Environmentally‐mediated consumer control of algal proliferation in Florida springs

Abstract

Summary Reduced grazing can lead to increases in autotroph biomass and changes in taxonomic composition similar to those associated with nutrient enrichment. In Florida's iconic spring ecosystems, algal proliferation has become widespread, yet the causes remain unclear. We tested three linked hypotheses: (i) loss of top‐down grazer control explains algae proliferation, a change often attributed to nitrate enrichment; (ii) grazer control is mediated by dissolved oxygen (DO) concentration; and (iii) an algal‐dominated state may persist if biomass exceeds a critical level beyond which grazers can no longer constrain accumulation. We tested these hypotheses using hierarchically nested benthic surveys of algal, vascular plant and gastropod biomasses along with physicochemical measurements in eleven springs spanning gradients in nitrogen enrichment, algal cover and DO. We observed a significant and temporally consistent negative association between algal and gastropod biomasses (R2 = 0.38), with gastropods displaying the strongest explanatory power in multivariate prediction models that explained 45% of algal variation in the best fitted model. A modest but significant positive bivariate association was observed between gastropod biomass and DO (R2 = 0.23); a multivariate model including temperature, velocity, canopy cover, submerged aquatic vegetation and conductivity explained 56% of gastropod variation.
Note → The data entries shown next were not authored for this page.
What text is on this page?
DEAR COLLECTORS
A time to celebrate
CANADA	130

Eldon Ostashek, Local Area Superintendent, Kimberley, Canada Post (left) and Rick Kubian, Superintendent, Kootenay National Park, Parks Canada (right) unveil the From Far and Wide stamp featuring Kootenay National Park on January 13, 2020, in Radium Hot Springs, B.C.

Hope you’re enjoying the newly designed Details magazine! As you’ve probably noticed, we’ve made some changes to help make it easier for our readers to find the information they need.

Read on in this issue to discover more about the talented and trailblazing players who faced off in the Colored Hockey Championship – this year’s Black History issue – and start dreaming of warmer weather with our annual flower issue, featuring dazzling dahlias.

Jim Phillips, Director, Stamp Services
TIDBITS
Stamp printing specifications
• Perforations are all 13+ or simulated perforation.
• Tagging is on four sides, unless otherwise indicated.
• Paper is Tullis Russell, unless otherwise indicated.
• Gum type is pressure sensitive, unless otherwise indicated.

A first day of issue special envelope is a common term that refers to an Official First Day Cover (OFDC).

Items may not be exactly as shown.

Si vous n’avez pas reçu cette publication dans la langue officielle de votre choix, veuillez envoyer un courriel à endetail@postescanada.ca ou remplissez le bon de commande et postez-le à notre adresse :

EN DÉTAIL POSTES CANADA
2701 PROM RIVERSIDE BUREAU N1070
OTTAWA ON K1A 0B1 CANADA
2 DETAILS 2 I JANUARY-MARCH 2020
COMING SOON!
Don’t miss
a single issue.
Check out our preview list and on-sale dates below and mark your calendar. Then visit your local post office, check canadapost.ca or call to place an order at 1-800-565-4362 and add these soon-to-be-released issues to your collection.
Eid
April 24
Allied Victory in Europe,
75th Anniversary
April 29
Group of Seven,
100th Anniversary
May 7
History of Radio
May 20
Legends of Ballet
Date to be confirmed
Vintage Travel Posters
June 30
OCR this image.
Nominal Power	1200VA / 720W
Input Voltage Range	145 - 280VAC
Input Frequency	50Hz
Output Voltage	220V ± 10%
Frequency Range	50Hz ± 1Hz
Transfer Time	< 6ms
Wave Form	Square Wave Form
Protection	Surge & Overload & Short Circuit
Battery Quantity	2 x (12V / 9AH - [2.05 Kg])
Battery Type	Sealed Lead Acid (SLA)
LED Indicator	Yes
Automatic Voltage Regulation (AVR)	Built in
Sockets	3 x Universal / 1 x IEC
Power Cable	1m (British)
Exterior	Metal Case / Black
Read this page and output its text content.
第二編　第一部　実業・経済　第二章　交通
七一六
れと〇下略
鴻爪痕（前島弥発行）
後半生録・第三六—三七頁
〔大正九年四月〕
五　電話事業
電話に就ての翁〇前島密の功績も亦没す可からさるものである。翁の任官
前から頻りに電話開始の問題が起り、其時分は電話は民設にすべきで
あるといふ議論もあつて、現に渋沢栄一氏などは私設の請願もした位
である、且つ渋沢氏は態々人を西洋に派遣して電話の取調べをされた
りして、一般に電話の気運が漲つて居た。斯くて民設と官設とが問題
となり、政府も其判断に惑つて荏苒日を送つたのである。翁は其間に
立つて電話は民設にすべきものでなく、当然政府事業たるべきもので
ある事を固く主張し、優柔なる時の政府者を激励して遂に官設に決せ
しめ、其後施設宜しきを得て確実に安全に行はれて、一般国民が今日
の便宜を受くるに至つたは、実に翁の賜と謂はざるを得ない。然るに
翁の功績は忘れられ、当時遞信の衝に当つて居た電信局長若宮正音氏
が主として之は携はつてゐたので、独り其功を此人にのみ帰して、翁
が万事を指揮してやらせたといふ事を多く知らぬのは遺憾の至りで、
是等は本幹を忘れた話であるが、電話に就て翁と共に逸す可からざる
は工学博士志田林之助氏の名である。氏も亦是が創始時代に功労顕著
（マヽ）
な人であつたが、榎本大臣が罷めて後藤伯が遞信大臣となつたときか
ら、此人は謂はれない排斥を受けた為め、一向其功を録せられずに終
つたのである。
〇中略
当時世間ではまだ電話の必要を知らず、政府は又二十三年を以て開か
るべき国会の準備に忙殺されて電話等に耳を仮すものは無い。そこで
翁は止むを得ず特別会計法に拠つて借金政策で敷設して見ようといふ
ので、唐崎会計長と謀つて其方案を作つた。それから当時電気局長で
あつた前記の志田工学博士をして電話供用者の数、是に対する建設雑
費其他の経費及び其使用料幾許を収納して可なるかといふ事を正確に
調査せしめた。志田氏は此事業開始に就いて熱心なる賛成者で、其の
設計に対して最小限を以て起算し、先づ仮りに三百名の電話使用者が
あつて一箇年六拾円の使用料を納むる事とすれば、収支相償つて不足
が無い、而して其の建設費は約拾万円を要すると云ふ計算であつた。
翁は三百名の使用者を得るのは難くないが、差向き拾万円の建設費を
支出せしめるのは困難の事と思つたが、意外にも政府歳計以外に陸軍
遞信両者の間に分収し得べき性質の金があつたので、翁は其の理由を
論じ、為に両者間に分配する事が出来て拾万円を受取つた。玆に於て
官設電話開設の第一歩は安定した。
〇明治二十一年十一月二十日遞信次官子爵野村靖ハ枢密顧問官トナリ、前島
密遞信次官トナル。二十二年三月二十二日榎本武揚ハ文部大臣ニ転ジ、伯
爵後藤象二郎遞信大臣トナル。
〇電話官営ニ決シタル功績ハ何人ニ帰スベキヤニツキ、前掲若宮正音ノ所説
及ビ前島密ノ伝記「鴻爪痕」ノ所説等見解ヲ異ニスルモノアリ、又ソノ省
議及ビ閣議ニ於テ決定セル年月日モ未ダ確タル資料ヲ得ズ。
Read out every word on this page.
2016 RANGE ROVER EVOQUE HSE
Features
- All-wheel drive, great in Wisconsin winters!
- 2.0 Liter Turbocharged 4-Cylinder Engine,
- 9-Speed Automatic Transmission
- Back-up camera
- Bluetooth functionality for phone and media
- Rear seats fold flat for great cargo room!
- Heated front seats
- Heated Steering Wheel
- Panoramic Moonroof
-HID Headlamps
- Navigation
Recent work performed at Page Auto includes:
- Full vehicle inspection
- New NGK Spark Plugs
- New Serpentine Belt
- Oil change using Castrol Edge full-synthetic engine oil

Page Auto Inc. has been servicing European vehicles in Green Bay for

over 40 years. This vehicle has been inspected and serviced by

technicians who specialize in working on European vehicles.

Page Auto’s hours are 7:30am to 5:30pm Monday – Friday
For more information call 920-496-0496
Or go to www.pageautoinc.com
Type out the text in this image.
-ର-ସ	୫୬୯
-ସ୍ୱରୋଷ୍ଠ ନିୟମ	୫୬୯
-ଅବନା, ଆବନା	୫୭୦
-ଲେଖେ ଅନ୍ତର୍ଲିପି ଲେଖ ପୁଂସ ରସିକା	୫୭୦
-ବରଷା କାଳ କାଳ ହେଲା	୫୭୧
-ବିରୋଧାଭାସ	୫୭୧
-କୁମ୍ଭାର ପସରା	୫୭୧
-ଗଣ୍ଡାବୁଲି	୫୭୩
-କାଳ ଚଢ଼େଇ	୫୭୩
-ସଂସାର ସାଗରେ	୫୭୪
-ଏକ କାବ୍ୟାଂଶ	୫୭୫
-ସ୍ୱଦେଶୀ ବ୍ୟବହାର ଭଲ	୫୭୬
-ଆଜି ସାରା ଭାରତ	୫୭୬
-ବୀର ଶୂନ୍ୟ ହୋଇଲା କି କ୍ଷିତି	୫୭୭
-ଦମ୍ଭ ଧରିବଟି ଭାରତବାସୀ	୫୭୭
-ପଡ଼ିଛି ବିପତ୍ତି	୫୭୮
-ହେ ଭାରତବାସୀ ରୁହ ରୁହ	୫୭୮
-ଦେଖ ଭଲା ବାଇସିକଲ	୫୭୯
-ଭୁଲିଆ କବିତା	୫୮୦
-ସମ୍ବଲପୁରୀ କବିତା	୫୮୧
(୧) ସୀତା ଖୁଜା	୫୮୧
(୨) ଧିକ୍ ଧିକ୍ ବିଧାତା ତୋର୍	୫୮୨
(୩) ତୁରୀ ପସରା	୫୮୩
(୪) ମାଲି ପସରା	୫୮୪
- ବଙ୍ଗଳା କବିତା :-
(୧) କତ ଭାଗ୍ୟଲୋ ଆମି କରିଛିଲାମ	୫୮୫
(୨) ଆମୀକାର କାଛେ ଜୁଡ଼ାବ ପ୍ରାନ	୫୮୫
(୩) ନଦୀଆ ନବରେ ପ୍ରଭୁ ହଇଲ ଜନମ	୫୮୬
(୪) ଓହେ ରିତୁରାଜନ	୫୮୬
Residuals from a linear relationship between gastropod and algal biomasses were strongly bimodal above a threshold grazer biomass of 20 g dry weight m−2 (c. 235 snails m−2) suggesting alternative states of high and low algal abundance. These observations support the hypothesis that gastropods have the potential to control benthic algae in Florida's springs, identify DO as a partial explanation for variation in grazer abundance and imply potentially important hysteretic behaviour in top‐down algal control.